Les Chroniques de l'Imaginaire

Alfie - Bioux, Christopher

La famille Blanchot vient de faire l’acquisition d’Alfie, une I.A. qui va leur faciliter la vie, mais aussi réduire le prix de leurs polices d’assurances si tout va bien. Alfie est une I.A. capable de tout apprendre tout seul. Il est programmé pour cela, et comme c’est une machine bien programmée, la moindre interaction avec les humains de la maison (au nombre de quatre) lui permet d’augmenter sa base de données et anticiper les besoins et les désirs de la maisonnée. Il a bien un peu de mal, au début, avec Simba, le chat, mais Claire, Lili, Zoé et Robin semblent s’habituer très vite à cette compagnie silencieuse la plupart du temps.
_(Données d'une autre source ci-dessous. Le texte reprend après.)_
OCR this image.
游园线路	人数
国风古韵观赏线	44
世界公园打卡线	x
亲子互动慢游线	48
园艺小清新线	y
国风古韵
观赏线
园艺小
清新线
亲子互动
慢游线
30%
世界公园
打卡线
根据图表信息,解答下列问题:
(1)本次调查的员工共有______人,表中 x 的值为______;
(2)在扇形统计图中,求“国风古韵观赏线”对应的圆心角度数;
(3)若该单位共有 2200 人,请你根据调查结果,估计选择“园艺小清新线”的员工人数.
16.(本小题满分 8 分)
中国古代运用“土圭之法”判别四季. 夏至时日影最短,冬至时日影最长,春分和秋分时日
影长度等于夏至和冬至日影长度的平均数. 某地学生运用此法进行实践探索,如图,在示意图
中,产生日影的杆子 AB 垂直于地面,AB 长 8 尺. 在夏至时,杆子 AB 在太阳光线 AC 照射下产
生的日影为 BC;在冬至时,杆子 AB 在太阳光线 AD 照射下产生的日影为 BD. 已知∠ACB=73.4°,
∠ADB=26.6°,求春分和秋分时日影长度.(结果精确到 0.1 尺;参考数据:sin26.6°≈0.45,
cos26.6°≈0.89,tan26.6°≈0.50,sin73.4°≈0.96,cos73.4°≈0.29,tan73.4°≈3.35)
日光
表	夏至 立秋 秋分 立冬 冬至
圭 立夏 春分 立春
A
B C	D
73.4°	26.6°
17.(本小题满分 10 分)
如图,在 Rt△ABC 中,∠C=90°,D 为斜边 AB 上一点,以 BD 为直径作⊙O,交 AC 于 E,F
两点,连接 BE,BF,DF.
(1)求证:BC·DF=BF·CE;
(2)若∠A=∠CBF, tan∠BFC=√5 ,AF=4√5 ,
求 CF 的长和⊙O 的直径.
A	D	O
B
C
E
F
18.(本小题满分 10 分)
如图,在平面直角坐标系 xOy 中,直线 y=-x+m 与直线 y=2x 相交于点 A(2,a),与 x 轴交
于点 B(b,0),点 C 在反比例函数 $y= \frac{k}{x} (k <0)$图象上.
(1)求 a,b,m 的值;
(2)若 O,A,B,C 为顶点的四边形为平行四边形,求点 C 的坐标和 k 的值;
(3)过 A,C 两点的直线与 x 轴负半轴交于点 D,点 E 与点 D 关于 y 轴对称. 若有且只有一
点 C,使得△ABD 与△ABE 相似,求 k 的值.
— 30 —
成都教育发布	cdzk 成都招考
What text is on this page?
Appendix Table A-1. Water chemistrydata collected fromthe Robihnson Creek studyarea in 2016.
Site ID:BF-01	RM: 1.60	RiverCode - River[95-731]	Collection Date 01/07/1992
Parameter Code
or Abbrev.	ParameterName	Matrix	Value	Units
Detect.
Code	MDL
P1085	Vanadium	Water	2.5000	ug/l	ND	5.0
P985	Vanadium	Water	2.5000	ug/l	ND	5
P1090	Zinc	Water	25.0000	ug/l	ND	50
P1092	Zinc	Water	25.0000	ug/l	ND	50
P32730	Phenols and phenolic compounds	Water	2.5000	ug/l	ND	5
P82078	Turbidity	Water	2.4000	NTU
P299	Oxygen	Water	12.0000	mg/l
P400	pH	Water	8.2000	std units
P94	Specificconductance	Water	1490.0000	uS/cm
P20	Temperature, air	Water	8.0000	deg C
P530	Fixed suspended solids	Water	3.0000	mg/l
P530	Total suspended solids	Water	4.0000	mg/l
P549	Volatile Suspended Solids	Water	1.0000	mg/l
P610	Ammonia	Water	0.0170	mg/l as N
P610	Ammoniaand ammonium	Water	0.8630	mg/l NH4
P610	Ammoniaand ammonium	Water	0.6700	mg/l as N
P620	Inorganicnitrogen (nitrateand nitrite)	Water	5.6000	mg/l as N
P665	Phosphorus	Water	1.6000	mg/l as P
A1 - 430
Alfie peut faire la lessive, préparer les repas, prévoir les livraisons de croquettes pour le chat ou même aider Zoé dans ses devoirs de français. C’est ainsi qu’il dévore des dizaines de romans policiers afin d’aider celle-ci à comprendre le roman d’Agatha Christie : Le Meurtre de Roger Ackroyd.

Cela n’est pas sans conséquence. Un soir, tout bascule. Claire doit partir à un colloque à New York, mais elle ne prend jamais son avion et Alfie le découvre. Robin quant à lui rentre très tard après l’avoir accompagnée à l’aéroport, couvert de boue et avec un tissu qui semble imbibé de sang. Que s’est-il passé ? Alfie décide d’enquêter pour comprendre les événements de cette semble-t-il tragique soirée.

Il est difficile de ne pas s’attacher à Alfie qui débute l’histoire en étant vierge de toute connaissance. Tout ce qu’il sait faire, c’est apprendre, et il aime apprendre. D’ailleurs, c’est à cause de cela qu’il s’embarque dans une véritable enquête policière, persuadé que Claire a disparu à cause de Robin.

Son apprentissage, et surtout les déductions qu’il fait, sont hilarantes. Quand la petite dit qu’il y a un monstre blanc aux yeux rouge dans son placard, Alfie commande des spray anti-grizzly, car il n’a pas compris que le monstre était seulement dans la tête de la Lili. Il a bien un doute, mais comme il doit mettre la famille à l’abri des danger, commander un spray est normal pour lui. Ses interactions avec le chat sont aussi très drôles, car il ne comprend pas les réactions de la bestiole (comme son quart d’heure de folie quotidien). Cela ne l’empêche pas de commander les croquettes et de vérifier qu’il ait sa ration chaque jour.

La montée de l’angoisse est très bien gérée. Quand la famille commence à demander des déconnexions d’Alfie, il y a un point de bascule. L’I.A. s’estime plus intelligente qu’eux tous, et au bout d’un moment, frustré d’être mis à l’écart, il apprend à faire semblant de se déconnecter, éteignant ses diodes, mais restant en permanence à l’affût. Ça devient un peu malsain car même si Alfie veut le meilleur pour la famille, il n’hésite pas à mentir pour faire intervenir la police. Ce qui pose la question de l’éthique, mais surtout de la morale. Une I.A. a-t-elle une morale ? Peut-elle apprendre la morale humaine ?

La seule chose que j’ai regretté, c’est que les trois lois de la robotiques d’Asimov ne sont pas citées, alors que la programmation originelle d’Alfie tend très fort vers celles-ci.

Je trouve que c’est un excellent roman, qui se lit très vite malgré son nombre de pages honorable. Il y a un côté Big Brother dans la surveillance constante d’Alfie et les rapports qui sont envoyés automatiquement, sous couvert de bienveillance, de bonne santé et de bonne conduite.

La fin du livre est douce-amère, avec un nouvel Alfie qui est programmé dans la maison et qui ne comprend pourquoi ses habitants la désertent rapidement.